Bislang übernehmen die Krankenkassen die Kosten nur für Mädchen, laut Robert Koch-Institut (RKI) lässt sich in Deutschland noch nicht einmal jedes zweite gegen HPV impfen. Das sei zu wenig, als das auch ungeimpfte Männer vor Ansteckung geschützt seien, argumentieren Befürworter der HPV-Immunisierung von Jungen.
„Die HPV-Impfung verursacht immense Kosten für unser Gesundheitssystem, die an anderer Stelle eingespart werden müssen, zum Beispiel beim Krankenhauspersonal“, kritisiert stattdessen der Münchner Kinderarzt Dr. Martin Hirte. Eine HPV-Impfempfehlung für Jungen sieht er kritisch, da er den Nutzen als gering einstuft. Es könnten außerdem starke Nebenwirkungen auftreten, etwa chronische Schmerzen und Kreislaufschwäche.

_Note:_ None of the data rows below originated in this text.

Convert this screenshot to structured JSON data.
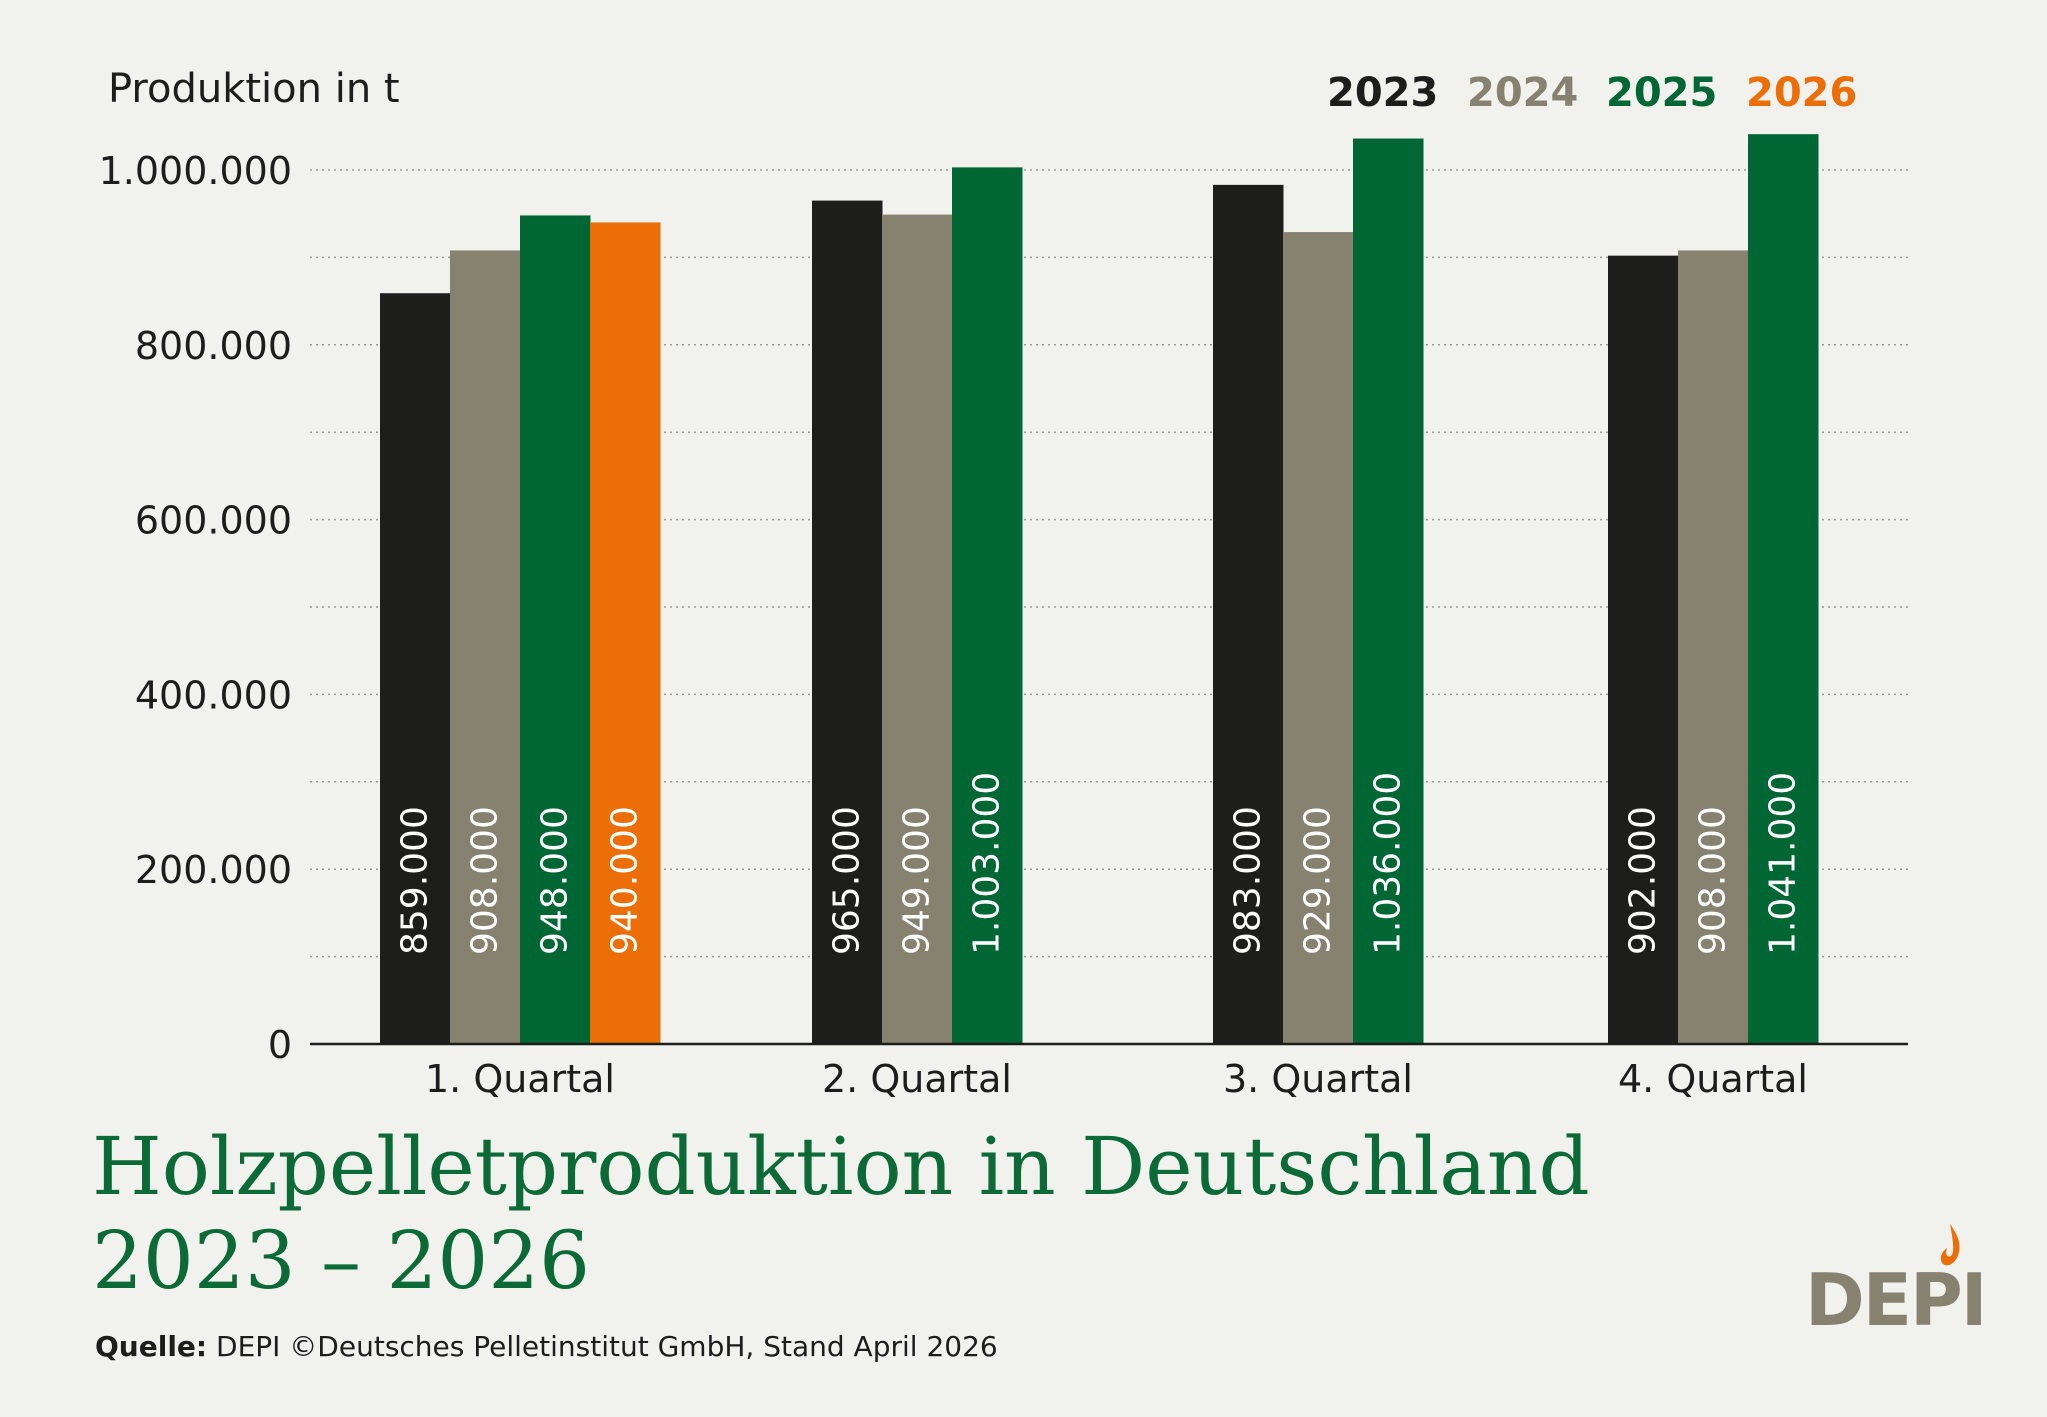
{
  "header": {
    "ylabel": "Produktion in t"
  },
  "legend": [
    {
      "label": "2023",
      "color": "#1d1d1b"
    },
    {
      "label": "2024",
      "color": "#878270"
    },
    {
      "label": "2025",
      "color": "#006633"
    },
    {
      "label": "2026",
      "color": "#ec6e08"
    }
  ],
  "chart_data": {
    "type": "bar",
    "categories": [
      "1. Quartal",
      "2. Quartal",
      "3. Quartal",
      "4. Quartal"
    ],
    "series": [
      {
        "name": "2023",
        "color": "#1d1d1b",
        "values": [
          859000,
          965000,
          983000,
          902000
        ],
        "labels": [
          "859.000",
          "965.000",
          "983.000",
          "902.000"
        ]
      },
      {
        "name": "2024",
        "color": "#878270",
        "values": [
          908000,
          949000,
          929000,
          908000
        ],
        "labels": [
          "908.000",
          "949.000",
          "929.000",
          "908.000"
        ]
      },
      {
        "name": "2025",
        "color": "#006633",
        "values": [
          948000,
          1003000,
          1036000,
          1041000
        ],
        "labels": [
          "948.000",
          "1.003.000",
          "1.036.000",
          "1.041.000"
        ]
      },
      {
        "name": "2026",
        "color": "#ec6e08",
        "values": [
          940000,
          null,
          null,
          null
        ],
        "labels": [
          "940.000",
          null,
          null,
          null
        ]
      }
    ],
    "ylabel": "Produktion in t",
    "xlabel": "",
    "ylim": [
      0,
      1000000
    ],
    "yticks": [
      0,
      200000,
      400000,
      600000,
      800000,
      1000000
    ],
    "ytick_labels": [
      "0",
      "200.000",
      "400.000",
      "600.000",
      "800.000",
      "1.000.000"
    ],
    "grid": true,
    "legend_position": "top-right"
  },
  "footer": {
    "title_line1": "Holzpelletproduktion in Deutschland",
    "title_line2": "2023 – 2026",
    "source_label": "Quelle:",
    "source_text": " DEPI  ©Deutsches Pelletinstitut GmbH, Stand April 2026",
    "logo_text": "DEPI",
    "logo_flame_color": "#ec6e08"
  }
}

Zur Hausen hingegen spricht von sehr geringen Risiken: Auf etwa 100.000 Impfdosen komme eine heftige allergische Reaktion.
Zwar ist belegt, dass HPV am Gebärmutterhals Schaden anrichten, ob eine flächendeckende Impfung aber das richtige Mittel ist, um den Krebs zu bekämpfen, sehen manche Ärzte kritisch. „Impfungen sind nur ein Aspekt von Krankheitsvorsorge und nicht immer der kostengünstigste, schonendste und effektivste“, sagt Hirte, der ein Buch zur HPV-Impfung veröffentlicht hat. Die Impfung von Jungen bezeichnet er darin als „teuer und ineffektiv“.

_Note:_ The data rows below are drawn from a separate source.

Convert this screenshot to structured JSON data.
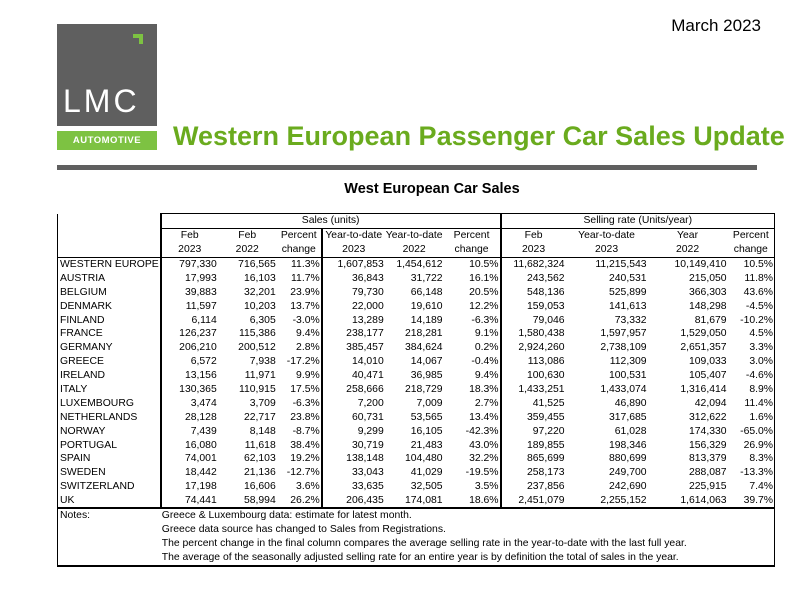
{
  "header": {
    "date": "March 2023",
    "logo_main": "LMC",
    "logo_sub": "AUTOMOTIVE",
    "title": "Western European Passenger Car Sales Update"
  },
  "table": {
    "title": "West European Car Sales",
    "group_sales": "Sales (units)",
    "group_rate": "Selling rate (Units/year)",
    "columns": [
      [
        "Feb",
        "2023"
      ],
      [
        "Feb",
        "2022"
      ],
      [
        "Percent",
        "change"
      ],
      [
        "Year-to-date",
        "2023"
      ],
      [
        "Year-to-date",
        "2022"
      ],
      [
        "Percent",
        "change"
      ],
      [
        "Feb",
        "2023"
      ],
      [
        "Year-to-date",
        "2023"
      ],
      [
        "Year",
        "2022"
      ],
      [
        "Percent",
        "change"
      ]
    ],
    "rows": [
      [
        "WESTERN EUROPE",
        "797,330",
        "716,565",
        "11.3%",
        "1,607,853",
        "1,454,612",
        "10.5%",
        "11,682,324",
        "11,215,543",
        "10,149,410",
        "10.5%"
      ],
      [
        "AUSTRIA",
        "17,993",
        "16,103",
        "11.7%",
        "36,843",
        "31,722",
        "16.1%",
        "243,562",
        "240,531",
        "215,050",
        "11.8%"
      ],
      [
        "BELGIUM",
        "39,883",
        "32,201",
        "23.9%",
        "79,730",
        "66,148",
        "20.5%",
        "548,136",
        "525,899",
        "366,303",
        "43.6%"
      ],
      [
        "DENMARK",
        "11,597",
        "10,203",
        "13.7%",
        "22,000",
        "19,610",
        "12.2%",
        "159,053",
        "141,613",
        "148,298",
        "-4.5%"
      ],
      [
        "FINLAND",
        "6,114",
        "6,305",
        "-3.0%",
        "13,289",
        "14,189",
        "-6.3%",
        "79,046",
        "73,332",
        "81,679",
        "-10.2%"
      ],
      [
        "FRANCE",
        "126,237",
        "115,386",
        "9.4%",
        "238,177",
        "218,281",
        "9.1%",
        "1,580,438",
        "1,597,957",
        "1,529,050",
        "4.5%"
      ],
      [
        "GERMANY",
        "206,210",
        "200,512",
        "2.8%",
        "385,457",
        "384,624",
        "0.2%",
        "2,924,260",
        "2,738,109",
        "2,651,357",
        "3.3%"
      ],
      [
        "GREECE",
        "6,572",
        "7,938",
        "-17.2%",
        "14,010",
        "14,067",
        "-0.4%",
        "113,086",
        "112,309",
        "109,033",
        "3.0%"
      ],
      [
        "IRELAND",
        "13,156",
        "11,971",
        "9.9%",
        "40,471",
        "36,985",
        "9.4%",
        "100,630",
        "100,531",
        "105,407",
        "-4.6%"
      ],
      [
        "ITALY",
        "130,365",
        "110,915",
        "17.5%",
        "258,666",
        "218,729",
        "18.3%",
        "1,433,251",
        "1,433,074",
        "1,316,414",
        "8.9%"
      ],
      [
        "LUXEMBOURG",
        "3,474",
        "3,709",
        "-6.3%",
        "7,200",
        "7,009",
        "2.7%",
        "41,525",
        "46,890",
        "42,094",
        "11.4%"
      ],
      [
        "NETHERLANDS",
        "28,128",
        "22,717",
        "23.8%",
        "60,731",
        "53,565",
        "13.4%",
        "359,455",
        "317,685",
        "312,622",
        "1.6%"
      ],
      [
        "NORWAY",
        "7,439",
        "8,148",
        "-8.7%",
        "9,299",
        "16,105",
        "-42.3%",
        "97,220",
        "61,028",
        "174,330",
        "-65.0%"
      ],
      [
        "PORTUGAL",
        "16,080",
        "11,618",
        "38.4%",
        "30,719",
        "21,483",
        "43.0%",
        "189,855",
        "198,346",
        "156,329",
        "26.9%"
      ],
      [
        "SPAIN",
        "74,001",
        "62,103",
        "19.2%",
        "138,148",
        "104,480",
        "32.2%",
        "865,699",
        "880,699",
        "813,379",
        "8.3%"
      ],
      [
        "SWEDEN",
        "18,442",
        "21,136",
        "-12.7%",
        "33,043",
        "41,029",
        "-19.5%",
        "258,173",
        "249,700",
        "288,087",
        "-13.3%"
      ],
      [
        "SWITZERLAND",
        "17,198",
        "16,606",
        "3.6%",
        "33,635",
        "32,505",
        "3.5%",
        "237,856",
        "242,690",
        "225,915",
        "7.4%"
      ],
      [
        "UK",
        "74,441",
        "58,994",
        "26.2%",
        "206,435",
        "174,081",
        "18.6%",
        "2,451,079",
        "2,255,152",
        "1,614,063",
        "39.7%"
      ]
    ],
    "notes_label": "Notes:",
    "notes": [
      "Greece & Luxembourg data: estimate for latest month.",
      "Greece data source has changed to Sales from Registrations.",
      "The percent change in the final column compares the average selling rate in the year-to-date with the last full year.",
      "The average of the seasonally adjusted selling rate for an entire year is by definition the total of sales in the year."
    ]
  }
}
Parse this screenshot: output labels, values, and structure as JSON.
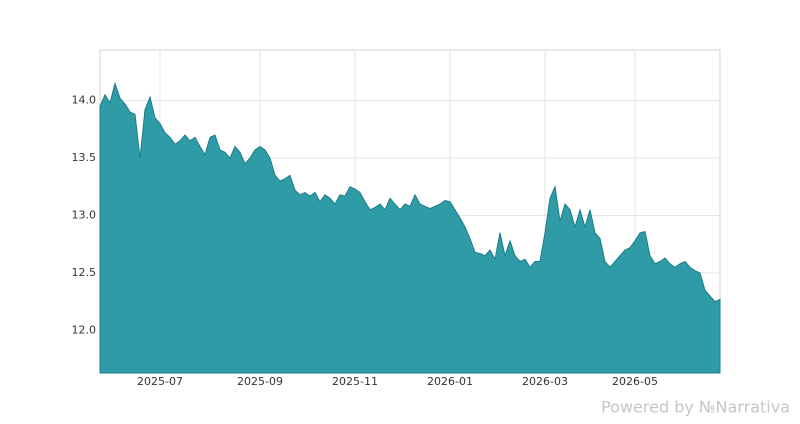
{
  "chart_data": {
    "type": "area",
    "categories": [
      null,
      null,
      null,
      null,
      null,
      null,
      null,
      null,
      null,
      null,
      null,
      null,
      "2025-07",
      null,
      null,
      null,
      null,
      null,
      null,
      null,
      null,
      null,
      null,
      null,
      null,
      null,
      null,
      null,
      null,
      null,
      null,
      null,
      "2025-09",
      null,
      null,
      null,
      null,
      null,
      null,
      null,
      null,
      null,
      null,
      null,
      null,
      null,
      null,
      null,
      null,
      null,
      null,
      "2025-11",
      null,
      null,
      null,
      null,
      null,
      null,
      null,
      null,
      null,
      null,
      null,
      null,
      null,
      null,
      null,
      null,
      null,
      null,
      "2026-01",
      null,
      null,
      null,
      null,
      null,
      null,
      null,
      null,
      null,
      null,
      null,
      null,
      null,
      null,
      null,
      null,
      null,
      null,
      "2026-03",
      null,
      null,
      null,
      null,
      null,
      null,
      null,
      null,
      null,
      null,
      null,
      null,
      null,
      null,
      null,
      null,
      null,
      "2026-05",
      null,
      null,
      null,
      null,
      null,
      null,
      null,
      null,
      null,
      null,
      null,
      null,
      null,
      null,
      null,
      null,
      null
    ],
    "values": [
      13.95,
      14.05,
      13.98,
      14.15,
      14.02,
      13.97,
      13.9,
      13.88,
      13.5,
      13.92,
      14.03,
      13.85,
      13.8,
      13.72,
      13.68,
      13.62,
      13.65,
      13.7,
      13.65,
      13.68,
      13.6,
      13.53,
      13.68,
      13.7,
      13.57,
      13.55,
      13.5,
      13.6,
      13.55,
      13.45,
      13.5,
      13.57,
      13.6,
      13.57,
      13.5,
      13.35,
      13.3,
      13.32,
      13.35,
      13.22,
      13.18,
      13.2,
      13.17,
      13.2,
      13.12,
      13.18,
      13.15,
      13.1,
      13.18,
      13.17,
      13.25,
      13.23,
      13.2,
      13.12,
      13.05,
      13.07,
      13.1,
      13.05,
      13.15,
      13.1,
      13.05,
      13.1,
      13.08,
      13.18,
      13.1,
      13.08,
      13.06,
      13.08,
      13.1,
      13.13,
      13.12,
      13.05,
      12.98,
      12.9,
      12.8,
      12.68,
      12.67,
      12.65,
      12.7,
      12.62,
      12.85,
      12.65,
      12.78,
      12.65,
      12.6,
      12.62,
      12.55,
      12.6,
      12.6,
      12.85,
      13.15,
      13.25,
      12.95,
      13.1,
      13.05,
      12.9,
      13.05,
      12.9,
      13.05,
      12.85,
      12.8,
      12.6,
      12.55,
      12.6,
      12.65,
      12.7,
      12.72,
      12.78,
      12.85,
      12.86,
      12.65,
      12.58,
      12.6,
      12.63,
      12.58,
      12.55,
      12.58,
      12.6,
      12.55,
      12.52,
      12.5,
      12.35,
      12.3,
      12.25,
      12.27
    ],
    "color": "#2f9ba6",
    "line_color": "#1d7c88",
    "ylim": [
      11.63,
      14.44
    ],
    "yticks": [
      {
        "value": 12,
        "label": "12.0"
      },
      12.5,
      {
        "value": 13,
        "label": "13.0"
      },
      13.5,
      {
        "value": 14,
        "label": "14.0"
      }
    ],
    "grid": true,
    "watermark": "Powered by №Narrativa"
  }
}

Ganz anders sieht das der Vorsitzende der Ständigen Impfkommission (STIKO), Dr. Jan Leidel. „Mittlerweile wissen wir, dass HPV nicht nur Gebärmutterhalskrebs, sondern auch Analkrebs, Peniskrebs, Vulvakrebs, Vaginakrebs und Krebsformen im Mund-Rachen-Bereich machen kann.“
Bei Männern, die Sex mit Männern hätten, sei Analkrebs fast so häufig wie Gebärmutterhalskrebs bei Frauen. Für Mädchen empfiehlt die Stiko den Pikser seit 2007. Für Jungen gibt es von der Kommission bislang keine Empfehlung. Eine Arbeitsgruppe beschäftigt sich aber mit dem Thema.
Jährlich erkranken rund 530.000 Frauen weltweit an Gebärmutterhalskrebs. In Deutschland tritt diese Krebsform aktuell vergleichsweise selten auf. Nach Schätzungen des Robert Koch-Instituts erkrankten 2012 bundesweit rund 4600 Frauen, etwa 1600 starben. Vor 30 Jahren waren es noch mehr als doppelt so viele. Der wohl wichtigste Grund für diese Abnahme liegt in der flächendeckenden Einführung des sogenannten „Pap-Abstrichs“ Anfang der 1970er Jahre. Mit der Untersuchung sollen auffällige Zellen am Gebärmutterhals möglichst früh erkannt werden.